At the heart of this book is the author's ambivalent pursuit of John Robert Giscome, a man who may or may not be a relative. John R., as Giscombe calls him, was a black Jamaican explorer who flourished in British Columbia during the last half of the nineteenth century. Giscombe documents the places that John R. passed through, and he uncovers stories about mining, pioneer life, and even cannibalism. Giscombe likes to imagine John R. as a "self-aware outsider," and that status comes to seem more important--more interesting--than any historical truth.
Into and Out of Dislocation is an intriguing and wryly told travel memoir by a writer Henry Louis Gates called a "major figure in contemporary African American letters."
This book functions in so many ways that I expect to read it multiple times. It is a memoir, yes, but also a history of sorts, and a travelogue, moving as it does between parts of the U.S., Canada, and Jamaica. It deals with heritage, race, and domestic intimacies. Its honesty is moving. Most of all, though, I find this book to be about memory--memory in its various personal and social dimensions, memory as obsessive and looping through overlapping iterations. Memory as a form of fidelity and uncertainty.

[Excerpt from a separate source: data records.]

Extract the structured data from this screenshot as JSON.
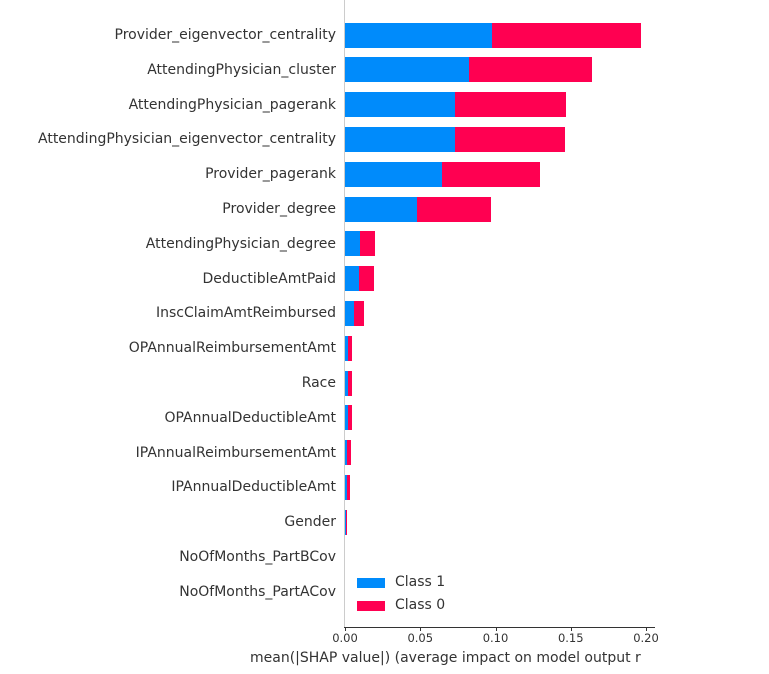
{
  "chart_data": {
    "type": "bar",
    "orientation": "horizontal",
    "stacked": true,
    "title": "",
    "xlabel": "mean(|SHAP value|) (average impact on model output r",
    "ylabel": "",
    "xlim": [
      0,
      0.207
    ],
    "xticks": [
      "0.00",
      "0.05",
      "0.10",
      "0.15",
      "0.20"
    ],
    "grid": false,
    "legend_position": "lower-center",
    "categories": [
      "Provider_eigenvector_centrality",
      "AttendingPhysician_cluster",
      "AttendingPhysician_pagerank",
      "AttendingPhysician_eigenvector_centrality",
      "Provider_pagerank",
      "Provider_degree",
      "AttendingPhysician_degree",
      "DeductibleAmtPaid",
      "InscClaimAmtReimbursed",
      "OPAnnualReimbursementAmt",
      "Race",
      "OPAnnualDeductibleAmt",
      "IPAnnualReimbursementAmt",
      "IPAnnualDeductibleAmt",
      "Gender",
      "NoOfMonths_PartBCov",
      "NoOfMonths_PartACov"
    ],
    "series": [
      {
        "name": "Class 1",
        "color": "#008bfb",
        "values": [
          0.0977,
          0.0824,
          0.0731,
          0.0731,
          0.0645,
          0.0478,
          0.01,
          0.0093,
          0.006,
          0.002,
          0.002,
          0.002,
          0.0015,
          0.0013,
          0.0005,
          0.0,
          0.0
        ]
      },
      {
        "name": "Class 0",
        "color": "#ff0051",
        "values": [
          0.099,
          0.0817,
          0.0737,
          0.0731,
          0.0651,
          0.0492,
          0.0099,
          0.01,
          0.0066,
          0.0027,
          0.0027,
          0.0027,
          0.0025,
          0.002,
          0.0005,
          0.0,
          0.0
        ]
      }
    ]
  }
}
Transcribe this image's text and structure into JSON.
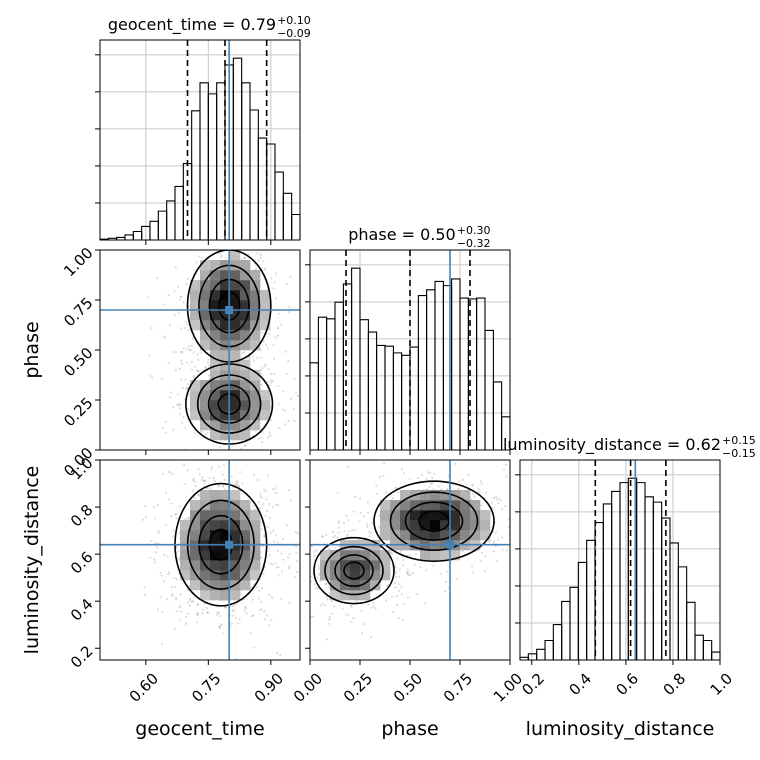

I have a better sense of his poetics; good discussion of the connection of blood relationships to geography, and how you can pass through a country, leave your name on a locale, but still be invisible depending on how the history is written which depends on who you are and who is doing the writing about you.
(4.4/5.0) No, my professor didn't assign his own book in class. Yes, I read it off the curriculum, and, more importantly, I genuinely enjoyed it. Informative and, as Giscombe always puts it "promiscuous," Into and Out of Dislocation wanders into some marvelous territory.